Dame Vera Baird, QC, is urging Home Secretary Priti Patel to change the law to give victims of domestic abuse the right to use disproportionate force against a violent partner - a defence accorded to homeowners when protecting themselves against a burglar.
She said women are more likely to have to resort to using a weapon when defending themselves against an abusive and powerful man, but sentencing guidelines mean this is more likely to result in a more serious charge and longer jail term.
Dame Vera cited the case of 66-year-old Sally Challen who was jailed for 15 years for murdering her controlling and abusive husband, Richard, with a hammer, in contrast to the case of 70-year-old Anthony Williams jailed for five years for manslaughter at Swansea Crown Court after strangling his wife, Ruth.
Comment was made that, "Sally Challen used a hammer on her husband whereas Anthony Williams strangled his wife without needing to use an actual weapon. This doesn't seem to be taken on board but the difference in sentences here is epic," Dame Vera said.

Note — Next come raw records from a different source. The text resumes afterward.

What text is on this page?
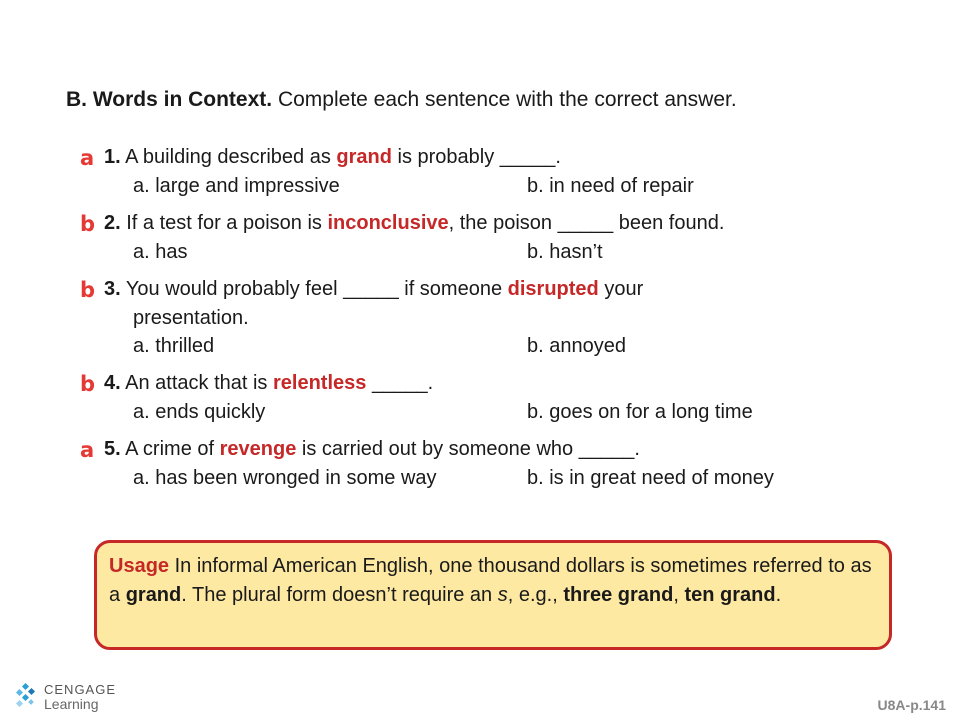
B. Words in Context. Complete each sentence with the correct answer.
a 1. A building described as grand is probably _____.
a. large and impressive	b. in need of repair
b 2. If a test for a poison is inconclusive, the poison _____ been found.
a. has	b. hasn’t
b 3. You would probably feel _____ if someone disrupted your
presentation.
a. thrilled	b. annoyed
b 4. An attack that is relentless _____.
a. ends quickly	b. goes on for a long time
a 5. A crime of revenge is carried out by someone who _____.
a. has been wronged in some way	b. is in great need of money
Usage In informal American English, one thousand dollars is sometimes referred to as a grand. The plural form doesn’t require an s, e.g., three grand, ten grand.
CENGAGE
Learning	U8A-p.141
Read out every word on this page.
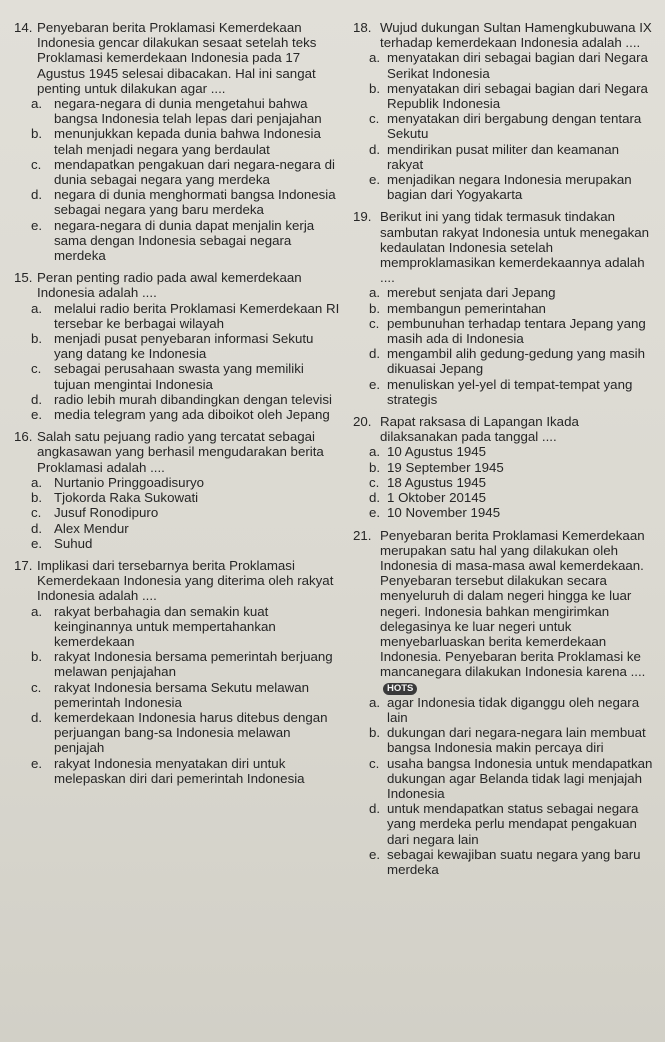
14. Penyebaran berita Proklamasi Kemerdekaan Indonesia gencar dilakukan sesaat setelah teks Proklamasi kemerdekaan Indonesia pada 17 Agustus 1945 selesai dibacakan. Hal ini sangat penting untuk dilakukan agar ....
a. negara-negara di dunia mengetahui bahwa bangsa Indonesia telah lepas dari penjajahan
b. menunjukkan kepada dunia bahwa Indonesia telah menjadi negara yang berdaulat
c. mendapatkan pengakuan dari negara-negara di dunia sebagai negara yang merdeka
d. negara di dunia menghormati bangsa Indonesia sebagai negara yang baru merdeka
e. negara-negara di dunia dapat menjalin kerja sama dengan Indonesia sebagai negara merdeka
15. Peran penting radio pada awal kemerdekaan Indonesia adalah ....
a. melalui radio berita Proklamasi Kemerdekaan RI tersebar ke berbagai wilayah
b. menjadi pusat penyebaran informasi Sekutu yang datang ke Indonesia
c. sebagai perusahaan swasta yang memiliki tujuan mengintai Indonesia
d. radio lebih murah dibandingkan dengan televisi
e. media telegram yang ada diboikot oleh Jepang
16. Salah satu pejuang radio yang tercatat sebagai angkasawan yang berhasil mengudarakan berita Proklamasi adalah ....
a. Nurtanio Pringgoadisuryo
b. Tjokorda Raka Sukowati
c. Jusuf Ronodipuro
d. Alex Mendur
e. Suhud
17. Implikasi dari tersebarnya berita Proklamasi Kemerdekaan Indonesia yang diterima oleh rakyat Indonesia adalah ....
a. rakyat berbahagia dan semakin kuat keinginannya untuk mempertahankan kemerdekaan
b. rakyat Indonesia bersama pemerintah berjuang melawan penjajahan
c. rakyat Indonesia bersama Sekutu melawan pemerintah Indonesia
d. kemerdekaan Indonesia harus ditebus dengan perjuangan bang-sa Indonesia melawan penjajah
e. rakyat Indonesia menyatakan diri untuk melepaskan diri dari pemerintah Indonesia
18. Wujud dukungan Sultan Hamengkubuwana IX terhadap kemerdekaan Indonesia adalah ....
a. menyatakan diri sebagai bagian dari Negara Serikat Indonesia
b. menyatakan diri sebagai bagian dari Negara Republik Indonesia
c. menyatakan diri bergabung dengan tentara Sekutu
d. mendirikan pusat militer dan keamanan rakyat
e. menjadikan negara Indonesia merupakan bagian dari Yogyakarta
19. Berikut ini yang tidak termasuk tindakan sambutan rakyat Indonesia untuk menegakan kedaulatan Indonesia setelah memproklamasikan kemerdekaannya adalah ....
a. merebut senjata dari Jepang
b. membangun pemerintahan
c. pembunuhan terhadap tentara Jepang yang masih ada di Indonesia
d. mengambil alih gedung-gedung yang masih dikuasai Jepang
e. menuliskan yel-yel di tempat-tempat yang strategis
20. Rapat raksasa di Lapangan Ikada dilaksanakan pada tanggal ....
a. 10 Agustus 1945
b. 19 September 1945
c. 18 Agustus 1945
d. 1 Oktober 20145
e. 10 November 1945
21. Penyebaran berita Proklamasi Kemerdekaan merupakan satu hal yang dilakukan oleh Indonesia di masa-masa awal kemerdekaan. Penyebaran tersebut dilakukan secara menyeluruh di dalam negeri hingga ke luar negeri. Indonesia bahkan mengirimkan delegasinya ke luar negeri untuk menyebarluaskan berita kemerdekaan Indonesia. Penyebaran berita Proklamasi ke mancanegara dilakukan Indonesia karena ....HOTS
a. agar Indonesia tidak diganggu oleh negara lain
b. dukungan dari negara-negara lain membuat bangsa Indonesia makin percaya diri
c. usaha bangsa Indonesia untuk mendapatkan dukungan agar Belanda tidak lagi menjajah Indonesia
d. untuk mendapatkan status sebagai negara yang merdeka perlu mendapat pengakuan dari negara lain
e. sebagai kewajiban suatu negara yang baru merdeka
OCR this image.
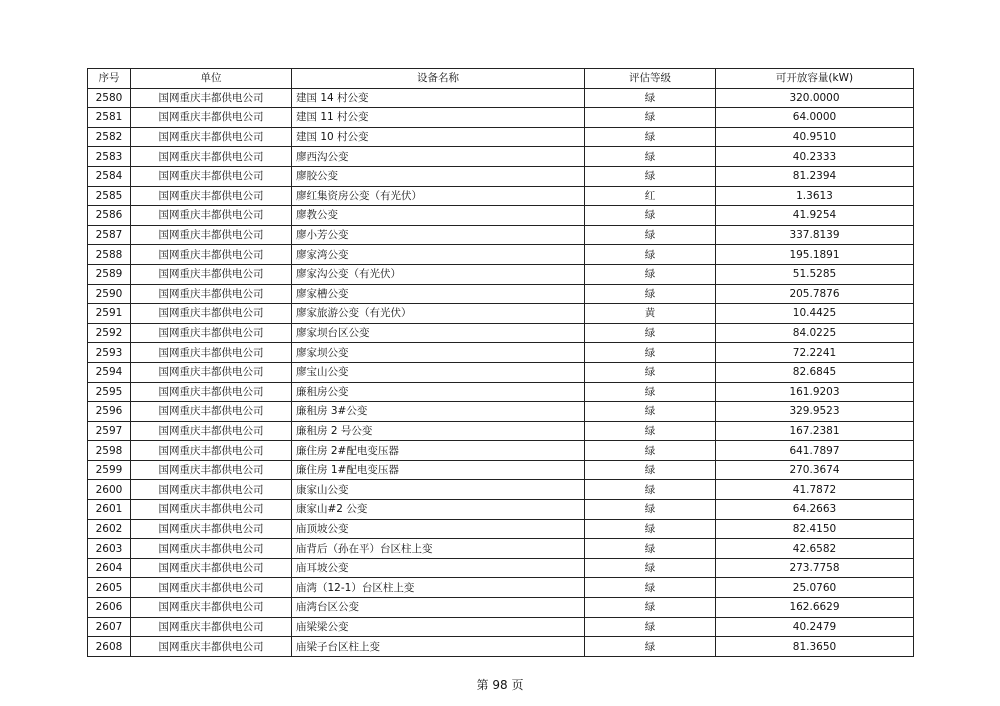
序号	单位	设备名称	评估等级	可开放容量(kW)
2580	国网重庆丰都供电公司	建国 14 村公变	绿	320.0000
2581	国网重庆丰都供电公司	建国 11 村公变	绿	64.0000
2582	国网重庆丰都供电公司	建国 10 村公变	绿	40.9510
2583	国网重庆丰都供电公司	廖西沟公变	绿	40.2333
2584	国网重庆丰都供电公司	廖胶公变	绿	81.2394
2585	国网重庆丰都供电公司	廖红集资房公变（有光伏）	红	1.3613
2586	国网重庆丰都供电公司	廖教公变	绿	41.9254
2587	国网重庆丰都供电公司	廖小芳公变	绿	337.8139
2588	国网重庆丰都供电公司	廖家湾公变	绿	195.1891
2589	国网重庆丰都供电公司	廖家沟公变（有光伏）	绿	51.5285
2590	国网重庆丰都供电公司	廖家槽公变	绿	205.7876
2591	国网重庆丰都供电公司	廖家旅游公变（有光伏）	黄	10.4425
2592	国网重庆丰都供电公司	廖家坝台区公变	绿	84.0225
2593	国网重庆丰都供电公司	廖家坝公变	绿	72.2241
2594	国网重庆丰都供电公司	廖宝山公变	绿	82.6845
2595	国网重庆丰都供电公司	廉租房公变	绿	161.9203
2596	国网重庆丰都供电公司	廉租房 3#公变	绿	329.9523
2597	国网重庆丰都供电公司	廉租房 2 号公变	绿	167.2381
2598	国网重庆丰都供电公司	廉住房 2#配电变压器	绿	641.7897
2599	国网重庆丰都供电公司	廉住房 1#配电变压器	绿	270.3674
2600	国网重庆丰都供电公司	康家山公变	绿	41.7872
2601	国网重庆丰都供电公司	康家山#2 公变	绿	64.2663
2602	国网重庆丰都供电公司	庙顶坡公变	绿	82.4150
2603	国网重庆丰都供电公司	庙背后（孙在平）台区柱上变	绿	42.6582
2604	国网重庆丰都供电公司	庙耳坡公变	绿	273.7758
2605	国网重庆丰都供电公司	庙湾（12-1）台区柱上变	绿	25.0760
2606	国网重庆丰都供电公司	庙湾台区公变	绿	162.6629
2607	国网重庆丰都供电公司	庙梁梁公变	绿	40.2479
2608	国网重庆丰都供电公司	庙梁子台区柱上变	绿	81.3650
第 98 页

Mrs Challen was later freed after her conviction was quashed and prosecutors accepted her manslaughter plea.
In 2012 the law for a person defending their home against a burglar was changed by Chris Grayling, then Justice Secretary, to allow "disproportionate" force. It followed a series of cases including Norfolk farmer Tony Martin who shot an intruder dead and was jailed for life for murder. Mr Martin appealed and had the verdict reduced to manslaughter, serving three years in jail.
Dame Vera said victims of domestic abuse should now have the same protection under the Domestic Abuse Bill, or through a Police Bill due this month. "There is insufficient acknowledgement in current law or sentencing of the common imbalance in strength between perpetrator and victim. She said, "Use of a weapon is far more likely to be a necessity if it is in response to an imminent attack by a greatly stronger and aggressive perpetrator, yet this is not recognised. There is a serious question too over self-defence. Currently, the law allows someone to use disproportionate force in defending their property whilst a domestic abuse victim may only lawfully use strictly proportionate force to protect themselves against an attack and if they go a step too far, they may be convicted of murder. This is obviously wrong."
Research by the Centre for Women's Justice found in 71 cases, where women killed their partners, there was evidence of abuse in three-quarters of the cases. Also, women were unlikely to be acquitted for self-defence. Of 92 cases analysed, 43 per cent were convicted of murder, 46 per cent found guilty of manslaughter, and just 7 per cent were acquitted.